They were at MD Anderson at 9:45 yesterday morning.  Their appointment was scheduled for 10:00.  Timeliness is always important to Travis…especially when he is looking to fight.  But upon arrival they learned Travis’ CT Scan was moved from Tuesday morning to yesterday morning at 6:40 am.

However, someone forgot to let the patient know about the schedule change.

While the morning started out rocky, it didn’t deter them from their purpose.  Their purpose to fight.

And so, they had to squeeze in a CT scan.  It sounds easy but it is actually pretty complex.  Travis has to drink a contrast at different periods of the day and could not eat within 3 hours of the CT scan.  Only…they didn’t know when the CT scan was going to be.  Which simply meant he couldn’t eat until after the CT scan.  And the CT scan ended up being at 5:45 PM.

Nothing like kicking a guy when he is down.

Travis also had an echocardiogram, and his blood was drawn, but the results are not yet known.
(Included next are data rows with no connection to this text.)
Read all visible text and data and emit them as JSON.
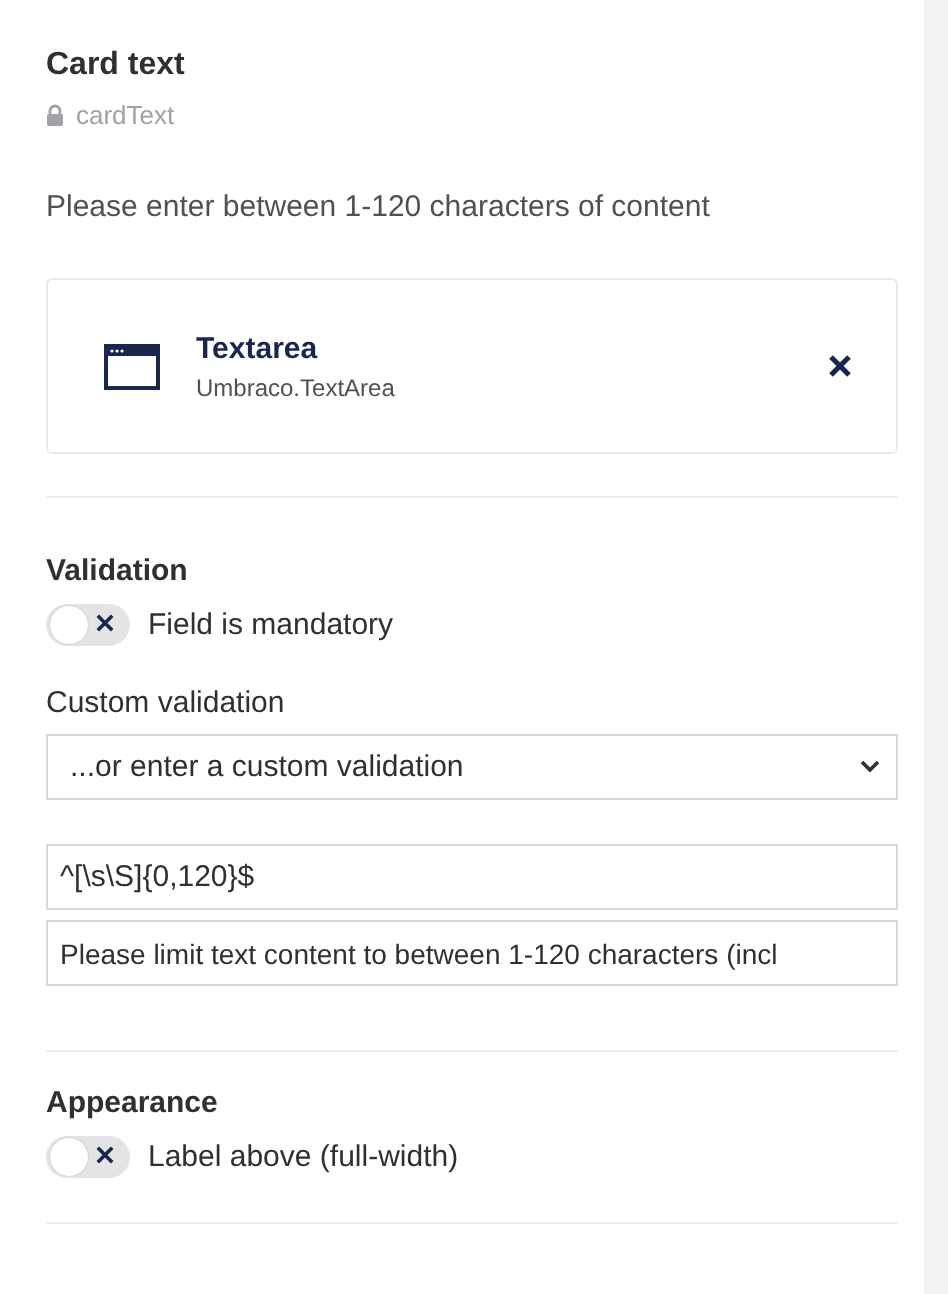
{
  "property": {
    "name": "Card text",
    "alias": "cardText",
    "description": "Please enter between 1-120 characters of content"
  },
  "editor": {
    "name": "Textarea",
    "alias": "Umbraco.TextArea"
  },
  "validation": {
    "heading": "Validation",
    "mandatory": {
      "label": "Field is mandatory",
      "on": false
    },
    "custom_label": "Custom validation",
    "select": {
      "value": "...or enter a custom validation"
    },
    "pattern": {
      "value": "^[\\s\\S]{0,120}$"
    },
    "message": {
      "value": "Please limit text content to between 1-120 characters (incl"
    }
  },
  "appearance": {
    "heading": "Appearance",
    "label_above": {
      "label": "Label above (full-width)",
      "on": false
    }
  }
}
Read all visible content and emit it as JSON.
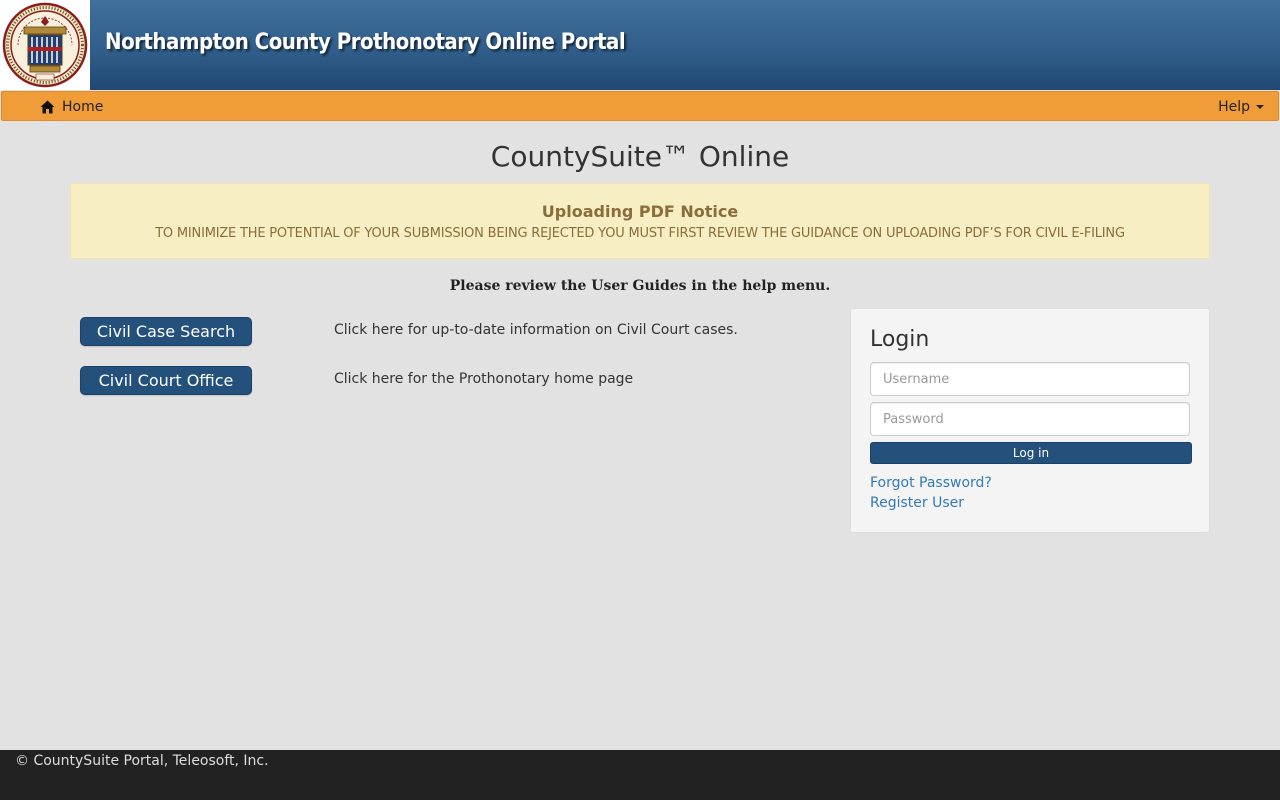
{
  "header": {
    "title": "Northampton County Prothonotary Online Portal",
    "seal": {
      "icon": "county-seal-icon",
      "text_top": "NORTHAMPTON COUNTY PENNSYLVANIA",
      "text_motto": "MERCY",
      "text_bottom": "JUSTICE",
      "year": "1752"
    }
  },
  "navbar": {
    "home_label": "Home",
    "home_icon": "home-icon",
    "help_label": "Help",
    "color": "#f09c38"
  },
  "main": {
    "title": "CountySuite™ Online",
    "notice": {
      "title": "Uploading PDF Notice",
      "text": "TO MINIMIZE THE POTENTIAL OF YOUR SUBMISSION BEING REJECTED YOU MUST FIRST REVIEW THE GUIDANCE ON UPLOADING PDF’S FOR CIVIL E-FILING"
    },
    "guide_note": "Please review the User Guides in the help menu.",
    "actions": [
      {
        "button_label": "Civil Case Search",
        "description": "Click here for up-to-date information on Civil Court cases."
      },
      {
        "button_label": "Civil Court Office",
        "description": "Click here for the Prothonotary home page"
      }
    ]
  },
  "login": {
    "heading": "Login",
    "username_placeholder": "Username",
    "username_value": "",
    "password_placeholder": "Password",
    "password_value": "",
    "submit_label": "Log in",
    "forgot_label": "Forgot Password?",
    "register_label": "Register User"
  },
  "footer": {
    "text": "© CountySuite Portal, Teleosoft, Inc."
  },
  "colors": {
    "header_blue": "#2f5c88",
    "button_blue": "#24507c",
    "link_blue": "#337ab7",
    "notice_bg": "#f7efc3",
    "notice_text": "#8a6d3b",
    "footer_bg": "#222222"
  }
}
They will get their results on Wednesday when they meet with Dr. Shroff.    The blood work will tell them where the CA19-9 is after one month of no treatment and the CT Scan will show any tumor growth or spreading.

It doesn’t matter. Travis has resigned to the fact that the news could be bad.  It is what it is and now he is just ready for his new course of treatment to fight this.

The clinical trial is officially being conducted by Johns Hopkins and MD Anderson is sponsoring a “branch” of the trial.  Yesterday, Carrie and Travis got to meet with Dr. Zinner who is heading up the branch at MD Anderson.   While he cannot guarantee Travis’ participation in the trial (Johns Hopkins gets the final say) he sees no reason Travis would not be admitted.

The purpose of the trial is to test the maximum dosage tolerated of two combined drugs: Pazopanib and a MEK inhibitor which has not yet been named.  It is a directed therapy, meaning it will not kill everything in its path but, rather, will only attack what it should.  The Pazopanib should cut off the blood supply to the tumors. The MEK inhibitor should do just what it describes.  It will inhibit MEK from getting in the tumors.  MEK is a protein that cancer cells gobble up and thrive on.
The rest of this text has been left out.